The central character is Margherita (Margherita Buy), a filmmaker who’s caught in two concurrent crises: one personal (her mother, the title character played by Giulia Lazzarini, is hospitalized and may be in her last days) and the other professional (her new film, which features a problematical American actor, isn’t working out as she had hoped). Moretti himself plays her serious-minded brother, who’s spending most of his time attending to their mother’s care while also undergoing a professional crisis of his own.
Margherita’s bright, troubled teenage daughter, Livia (Beatrice Mancini), has a bond with her grandmother that eventually will yield rewards across three generations of the family. Along the way, the erratic American actor, Barry Huggins (a manic John Turturro), imposes himself on these matters with his own tragicomical mix of personal and professional crisis.

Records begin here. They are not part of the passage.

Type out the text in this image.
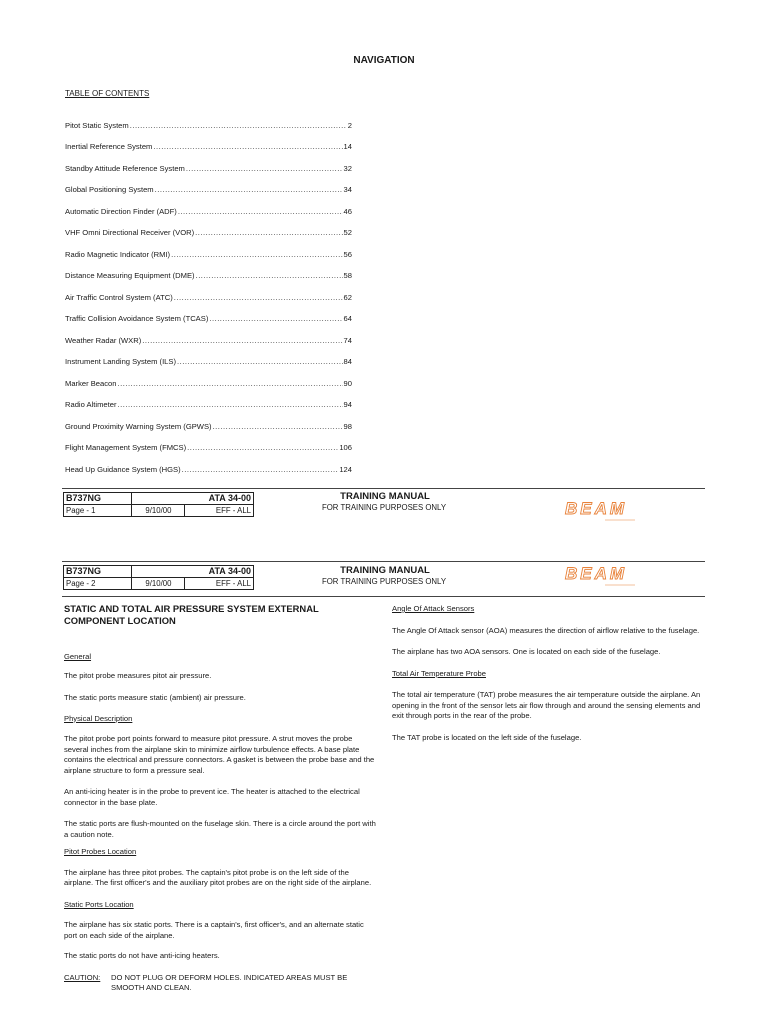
NAVIGATION
TABLE OF CONTENTS
Pitot Static System .....	2
Inertial Reference System .....	14
Standby Attitude Reference System .....	32
Global Positioning System .....	34
Automatic Direction Finder (ADF) .....	46
VHF Omni Directional Receiver (VOR) .....	52
Radio Magnetic Indicator (RMI) .....	56
Distance Measuring Equipment (DME) .....	58
Air Traffic Control System (ATC) .....	62
Traffic Collision Avoidance System (TCAS) .....	64
Weather Radar (WXR) .....	74
Instrument Landing System (ILS) .....	84
Marker Beacon .....	90
Radio Altimeter .....	94
Ground Proximity Warning System (GPWS) .....	98
Flight Management System (FMCS) .....	106
Head Up Guidance System (HGS) .....	124
B737NG	ATA 34-00	
Page - 1	9/10/00	EFF - ALL
TRAINING MANUAL
FOR TRAINING PURPOSES ONLY	BEAM
B737NG	ATA 34-00	
Page - 2	9/10/00	EFF - ALL
TRAINING MANUAL
FOR TRAINING PURPOSES ONLY	BEAM
STATIC AND TOTAL AIR PRESSURE SYSTEM EXTERNAL
COMPONENT LOCATION

General

The pitot probe measures pitot air pressure.

The static ports measure static (ambient) air pressure.

Physical Description

The pitot probe port points forward to measure pitot pressure. A strut moves the probe several inches from the airplane skin to minimize airflow turbulence effects. A base plate contains the electrical and pressure connectors. A gasket is between the probe base and the airplane structure to form a pressure seal.

An anti-icing heater is in the probe to prevent ice. The heater is attached to the electrical connector in the base plate.

The static ports are flush-mounted on the fuselage skin. There is a circle around the port with a caution note.

Pitot Probes Location

The airplane has three pitot probes. The captain's pitot probe is on the left side of the airplane. The first officer's and the auxiliary pitot probes are on the right side of the airplane.

Static Ports Location

The airplane has six static ports. There is a captain's, first officer's, and an alternate static port on each side of the airplane.

The static ports do not have anti-icing heaters.

CAUTION:	DO NOT PLUG OR DEFORM HOLES. INDICATED AREAS MUST BE SMOOTH AND CLEAN.

Angle Of Attack Sensors

The Angle Of Attack sensor (AOA) measures the direction of airflow relative to the fuselage.

The airplane has two AOA sensors. One is located on each side of the fuselage.

Total Air Temperature Probe

The total air temperature (TAT) probe measures the air temperature outside the airplane. An opening in the front of the sensor lets air flow through and around the sensing elements and exit through ports in the rear of the probe.

The TAT probe is located on the left side of the fuselage.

Moretti uses dreamlike stylized flashbacks to throw a provocative half-light on Margherita’s past, including her youth and love affairs. Some of the film’s best moments pay homage to Federico Fellini, and to the old master’s best film, 8-1/2, which is itself about a director trying to make a film amid a multitude of personal problems. Mia Madre isn’t much concerned with matching Fellini’s grand gestures, but it does offer some pungent comedy on what goes on behind the camera during the making of a film, and there’s a quirky kind of poetry in this tale’s half-solved mysteries.